Keeping an Eye Open for Coins and Currency
I once worked at a bank at the same time that I was heavily into currency collecting. It was quite handy to have one's paycheck automatically deposited so on payday you could hit the lobby ATM and pull what cash you needed on your way home! But one day, I got cash that I wasn't going to spend: the ATM was coughing up star notes!
Star notes are made when a Federal note is retired for being too worn-out. When they have all of a numbered series back, they reprint the series using the same number, only with a little star printed after the serial number to show that the number was "recycled". Since I was getting the notes in numeric sequence and they were mint condition, I could cash out ten dollar bills, run around the corner to the currency shop and sell them for twelve dollars apiece, run back and pull more tens out... that was a fun day!

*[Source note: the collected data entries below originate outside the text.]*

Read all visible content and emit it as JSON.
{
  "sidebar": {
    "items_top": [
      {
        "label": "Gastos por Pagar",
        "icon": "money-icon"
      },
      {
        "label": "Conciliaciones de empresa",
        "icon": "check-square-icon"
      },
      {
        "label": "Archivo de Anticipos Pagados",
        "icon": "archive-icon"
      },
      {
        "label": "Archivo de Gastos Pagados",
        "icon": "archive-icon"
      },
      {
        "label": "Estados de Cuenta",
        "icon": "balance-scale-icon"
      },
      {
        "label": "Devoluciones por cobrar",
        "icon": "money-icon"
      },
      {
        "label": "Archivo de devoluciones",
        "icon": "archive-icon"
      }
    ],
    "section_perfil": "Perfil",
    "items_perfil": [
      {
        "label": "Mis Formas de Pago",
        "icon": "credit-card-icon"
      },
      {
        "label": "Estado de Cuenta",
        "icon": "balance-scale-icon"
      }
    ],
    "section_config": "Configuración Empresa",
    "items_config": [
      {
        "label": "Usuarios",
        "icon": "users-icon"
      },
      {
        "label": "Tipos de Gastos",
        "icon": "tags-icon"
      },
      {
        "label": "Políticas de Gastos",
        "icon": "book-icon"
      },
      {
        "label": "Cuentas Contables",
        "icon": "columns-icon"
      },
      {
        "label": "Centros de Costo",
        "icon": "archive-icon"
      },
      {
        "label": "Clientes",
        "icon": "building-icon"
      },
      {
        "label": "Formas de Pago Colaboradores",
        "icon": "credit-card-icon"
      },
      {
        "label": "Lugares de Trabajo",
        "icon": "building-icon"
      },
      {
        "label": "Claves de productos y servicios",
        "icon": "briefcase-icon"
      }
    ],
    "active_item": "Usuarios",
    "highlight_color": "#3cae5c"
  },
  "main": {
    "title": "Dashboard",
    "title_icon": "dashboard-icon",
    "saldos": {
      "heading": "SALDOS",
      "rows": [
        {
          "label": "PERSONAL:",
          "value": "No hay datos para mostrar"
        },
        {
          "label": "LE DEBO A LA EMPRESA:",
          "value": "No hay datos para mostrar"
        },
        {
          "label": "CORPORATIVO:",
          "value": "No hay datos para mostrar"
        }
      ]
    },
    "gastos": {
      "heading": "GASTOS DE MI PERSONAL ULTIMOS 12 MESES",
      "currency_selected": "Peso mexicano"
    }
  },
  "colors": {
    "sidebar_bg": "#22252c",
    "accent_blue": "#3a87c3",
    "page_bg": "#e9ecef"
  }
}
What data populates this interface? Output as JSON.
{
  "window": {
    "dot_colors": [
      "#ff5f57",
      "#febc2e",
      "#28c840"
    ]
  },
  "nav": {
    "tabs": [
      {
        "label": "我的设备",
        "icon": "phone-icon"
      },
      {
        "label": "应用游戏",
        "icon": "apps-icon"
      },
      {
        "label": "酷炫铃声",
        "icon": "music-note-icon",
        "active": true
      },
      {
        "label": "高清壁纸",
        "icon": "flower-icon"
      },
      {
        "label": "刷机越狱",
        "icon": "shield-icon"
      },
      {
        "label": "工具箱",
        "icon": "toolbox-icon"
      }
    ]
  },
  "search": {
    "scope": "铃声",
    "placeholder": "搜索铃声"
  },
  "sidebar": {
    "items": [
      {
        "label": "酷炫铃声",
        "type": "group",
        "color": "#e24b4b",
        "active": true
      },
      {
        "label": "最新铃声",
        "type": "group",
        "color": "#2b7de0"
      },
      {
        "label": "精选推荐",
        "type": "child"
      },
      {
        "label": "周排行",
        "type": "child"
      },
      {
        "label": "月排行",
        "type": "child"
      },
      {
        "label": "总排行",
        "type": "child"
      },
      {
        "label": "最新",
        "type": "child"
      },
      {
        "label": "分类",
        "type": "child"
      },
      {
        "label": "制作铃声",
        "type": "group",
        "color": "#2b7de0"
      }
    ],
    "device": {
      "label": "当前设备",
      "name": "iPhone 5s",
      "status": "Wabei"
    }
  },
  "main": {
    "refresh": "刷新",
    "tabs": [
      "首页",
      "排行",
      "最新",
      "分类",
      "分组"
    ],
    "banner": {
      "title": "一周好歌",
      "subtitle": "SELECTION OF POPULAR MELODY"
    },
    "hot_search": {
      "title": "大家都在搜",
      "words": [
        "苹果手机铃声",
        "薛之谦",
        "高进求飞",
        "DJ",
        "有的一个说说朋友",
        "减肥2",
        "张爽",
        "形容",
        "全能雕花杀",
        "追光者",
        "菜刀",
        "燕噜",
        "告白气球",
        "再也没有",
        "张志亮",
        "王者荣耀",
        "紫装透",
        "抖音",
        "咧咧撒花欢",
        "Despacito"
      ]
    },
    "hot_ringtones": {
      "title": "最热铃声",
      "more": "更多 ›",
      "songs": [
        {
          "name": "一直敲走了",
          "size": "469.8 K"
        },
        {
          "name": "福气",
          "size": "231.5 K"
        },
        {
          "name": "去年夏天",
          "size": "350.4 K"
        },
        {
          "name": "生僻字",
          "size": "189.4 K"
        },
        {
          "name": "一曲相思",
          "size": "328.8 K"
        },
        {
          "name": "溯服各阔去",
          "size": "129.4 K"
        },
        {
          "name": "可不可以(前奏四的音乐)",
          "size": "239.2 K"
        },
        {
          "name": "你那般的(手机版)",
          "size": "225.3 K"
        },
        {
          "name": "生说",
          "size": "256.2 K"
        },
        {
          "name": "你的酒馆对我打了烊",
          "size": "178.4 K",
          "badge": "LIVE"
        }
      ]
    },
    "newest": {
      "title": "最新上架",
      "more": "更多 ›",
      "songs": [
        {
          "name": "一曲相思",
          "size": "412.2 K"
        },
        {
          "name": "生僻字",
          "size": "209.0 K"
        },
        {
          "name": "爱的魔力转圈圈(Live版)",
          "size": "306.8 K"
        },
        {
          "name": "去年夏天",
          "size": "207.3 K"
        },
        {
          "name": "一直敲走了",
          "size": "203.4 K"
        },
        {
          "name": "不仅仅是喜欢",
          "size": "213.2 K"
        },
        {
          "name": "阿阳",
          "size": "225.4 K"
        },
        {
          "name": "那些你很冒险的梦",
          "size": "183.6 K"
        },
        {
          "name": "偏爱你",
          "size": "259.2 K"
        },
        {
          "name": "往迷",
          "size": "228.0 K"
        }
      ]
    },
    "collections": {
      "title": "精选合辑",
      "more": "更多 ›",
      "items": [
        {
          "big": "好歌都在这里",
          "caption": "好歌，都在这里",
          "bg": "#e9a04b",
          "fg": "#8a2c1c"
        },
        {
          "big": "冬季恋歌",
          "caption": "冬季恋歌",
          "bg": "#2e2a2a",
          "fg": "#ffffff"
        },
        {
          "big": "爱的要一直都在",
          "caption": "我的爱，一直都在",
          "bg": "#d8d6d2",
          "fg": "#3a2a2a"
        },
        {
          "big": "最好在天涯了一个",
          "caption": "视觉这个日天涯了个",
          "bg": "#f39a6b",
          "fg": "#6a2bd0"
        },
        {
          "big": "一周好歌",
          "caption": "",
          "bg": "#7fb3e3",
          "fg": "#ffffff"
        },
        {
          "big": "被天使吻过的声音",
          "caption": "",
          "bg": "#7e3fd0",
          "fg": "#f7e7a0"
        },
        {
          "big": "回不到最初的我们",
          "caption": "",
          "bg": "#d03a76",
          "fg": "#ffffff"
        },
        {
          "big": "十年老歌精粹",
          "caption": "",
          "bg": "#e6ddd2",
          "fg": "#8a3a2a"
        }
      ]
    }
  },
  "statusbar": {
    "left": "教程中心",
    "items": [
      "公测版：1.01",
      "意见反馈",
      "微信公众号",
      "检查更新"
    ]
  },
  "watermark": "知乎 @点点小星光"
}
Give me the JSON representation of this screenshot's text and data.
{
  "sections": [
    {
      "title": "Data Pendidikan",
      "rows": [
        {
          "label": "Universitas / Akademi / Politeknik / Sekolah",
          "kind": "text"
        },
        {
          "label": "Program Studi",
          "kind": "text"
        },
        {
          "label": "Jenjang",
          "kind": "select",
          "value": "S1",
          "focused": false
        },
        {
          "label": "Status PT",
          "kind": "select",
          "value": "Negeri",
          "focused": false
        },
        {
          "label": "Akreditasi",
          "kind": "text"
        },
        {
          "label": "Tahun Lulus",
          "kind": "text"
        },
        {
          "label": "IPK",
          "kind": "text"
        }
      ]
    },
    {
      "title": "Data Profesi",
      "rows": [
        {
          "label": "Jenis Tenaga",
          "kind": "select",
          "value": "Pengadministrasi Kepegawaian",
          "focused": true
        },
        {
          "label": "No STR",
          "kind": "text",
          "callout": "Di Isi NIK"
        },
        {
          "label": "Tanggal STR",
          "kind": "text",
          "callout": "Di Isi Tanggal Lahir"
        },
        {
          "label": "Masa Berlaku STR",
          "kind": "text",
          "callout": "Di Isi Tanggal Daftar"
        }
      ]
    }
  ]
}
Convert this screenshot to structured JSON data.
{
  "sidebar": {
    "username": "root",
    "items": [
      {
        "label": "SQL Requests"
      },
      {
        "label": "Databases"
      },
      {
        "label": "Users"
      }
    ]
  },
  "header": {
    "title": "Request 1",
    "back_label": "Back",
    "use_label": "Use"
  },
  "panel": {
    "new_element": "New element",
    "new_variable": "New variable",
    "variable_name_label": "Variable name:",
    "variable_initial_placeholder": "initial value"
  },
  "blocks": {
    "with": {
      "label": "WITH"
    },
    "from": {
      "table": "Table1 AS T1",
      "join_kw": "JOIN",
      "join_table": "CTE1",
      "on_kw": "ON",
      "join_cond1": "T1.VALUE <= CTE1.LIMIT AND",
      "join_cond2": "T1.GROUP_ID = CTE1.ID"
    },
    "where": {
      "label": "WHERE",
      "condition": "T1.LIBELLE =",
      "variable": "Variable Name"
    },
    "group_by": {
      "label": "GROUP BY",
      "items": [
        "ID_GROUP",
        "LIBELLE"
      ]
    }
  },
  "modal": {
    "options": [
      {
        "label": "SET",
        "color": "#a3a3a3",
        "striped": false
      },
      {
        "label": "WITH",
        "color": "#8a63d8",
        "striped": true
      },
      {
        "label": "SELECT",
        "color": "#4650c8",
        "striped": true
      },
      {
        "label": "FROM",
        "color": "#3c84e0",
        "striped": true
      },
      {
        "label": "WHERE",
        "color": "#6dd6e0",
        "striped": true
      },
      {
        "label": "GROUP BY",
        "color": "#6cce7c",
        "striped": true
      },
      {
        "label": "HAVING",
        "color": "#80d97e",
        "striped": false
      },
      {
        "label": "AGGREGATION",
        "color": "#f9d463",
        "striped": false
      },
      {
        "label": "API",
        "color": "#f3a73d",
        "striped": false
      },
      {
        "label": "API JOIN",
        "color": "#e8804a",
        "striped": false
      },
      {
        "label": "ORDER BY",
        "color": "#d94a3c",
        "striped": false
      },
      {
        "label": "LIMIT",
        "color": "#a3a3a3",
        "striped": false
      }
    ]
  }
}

It goes to show, there's never any telling what people will hand you. I've gotten Ike and Susan B Anthony dollars, Franklin halves, Mercury dimes, and wheat-ear pennies back as change several times. Usually coins and currency in circulation have been handled quite a bit, so the condition is worn down and isn't worth as much. We don't expect miracles, but even a coin that is worth a dollar over face value is worth the trouble to look at before you dump it into your pocket to spend.
I lived in Las Vegas for awhile, and though I'm not a gambler a lot of my friends were. So if I got dragged to a casino I simply took along my Red Book and a magnifying glass, and would put a bill into a slot machine, hit "cash out" and collect a bucket of change, which I would then sit down in the Keno lounge and go through looking for winners. I always said this was the only way to gamble! While slot machines are rough on coins, putting lots of dents and nicks in them, I'd occasionally find a silver quarter or good condition Kennedy half that was worth the time. At the very least, I always did better than my friends did, on average.
It never does any harm to let it be known that you're a collector. After a while, you have friends finding interesting items and saving them for you to look at. At stores where I'm a regular, over time I would have the cashiers setting aside anything interesting, too. People who don't collect don't mind at all; to them, it's a hobby of somebody they know. I was always careful to be ethical; if somebody brought me something very valuable I'd tell them, and offer to split profits with them or at least offer a finder's fee.
Banks are the best source of all. It never does any harm to walk into a bank with a $100 bill and ask for change in $2 bills! They actually have things like that on hand sometimes, and they don't mind at all accommodating a collector. though if you make a pest of yourself, you should at least do regular banking business there.